Nokia and Intel combine Maemo and Moblin into MeeGo

Now, how about that - Nokia and Intel shook hands to merge their mobile Linux projects into one. And along came MeeGo. The silly name aside, MeeGo is the blend of Nokia's Maemo, used on the Nokia N900 and a few others, and Intel's Moblin, which powers MIDs based on the Moorestown platform.

MeeGo

With what seems to be the right heritage, MeeGo will power anything from smartphones through tablets and netbooks to connected TVs and car entertainment systems. The supported CPUs are apparently quite diverse too - Maemo runs on ARM processors, while Moblin is optimized specifically for the Atom-based Moorestown platform.



This means there won't be a unified app store however, which is a shame. Ovi Store will be the go-to place for apps for all Nokia devices, while those running on an Intel platform will use the Intel AppUpSM Center.

The Qt toolkit sees to it that developers will have to write an application just once and deploy it on several platforms - that includes MeeGo on ARM or x86 CPUs, even Symbian and other OSes.

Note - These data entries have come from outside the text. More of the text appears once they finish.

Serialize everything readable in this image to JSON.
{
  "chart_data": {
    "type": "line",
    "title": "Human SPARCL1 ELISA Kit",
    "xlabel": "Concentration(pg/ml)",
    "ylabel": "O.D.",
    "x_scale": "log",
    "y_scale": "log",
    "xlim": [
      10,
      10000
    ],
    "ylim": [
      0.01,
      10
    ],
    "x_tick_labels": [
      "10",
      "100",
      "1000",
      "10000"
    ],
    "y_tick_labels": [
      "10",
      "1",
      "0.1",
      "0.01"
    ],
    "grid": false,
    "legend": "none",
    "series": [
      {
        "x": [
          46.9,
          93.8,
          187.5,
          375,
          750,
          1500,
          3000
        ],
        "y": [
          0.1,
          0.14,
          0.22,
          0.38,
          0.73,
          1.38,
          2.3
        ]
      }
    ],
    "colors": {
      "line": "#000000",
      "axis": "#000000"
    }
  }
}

MeeGo will be hosted by the Linux Foundation and is completely open source.

The first release of MeeGo will be in the second quarter of this year and the first devices to use the new OS will come some time after that. There's no word whether MeeGo will be available for Nokia N900.

Symbian^3

The other news from today is that Symbian Foundation unveiled the first release of the long awaited Symbian^3. By the end of March the S^3 is expected to be code complete while the first devices based on the new platform will show up in 2010, Q3. Luckily, we already know what to expect from the S^3.

It should offer advanced usability, faster networking as well as 2D and 3D graphics acceleration (with OpenGL ES support), which is warmly welcome when it comes to games and applications. And thanks to the more efficient memory management more applications will be able to run at the same time.

The Symbian^3 will also feature support for HDMI output, while the hardware acceleration will boost up the user interface: there will now be multiple homescreens full of widgets.

Switching from cell network to Wi-Fi will happen automatically but most importantly, Symbian^3 is 4G network ready.

Ovi Maps and Ovi Store doing fine

In the meanwhile, Nokia were keen to brag about more than 3 million Ovi Maps downloads which makes more than one download per second. And the Ovi Store is doing even better: more than a million downloads are registered each day!

Unfortunately, Nokia didn't have any new phones to announce today at the MWC 2010. We surely hope they'll take care of that tomorrow.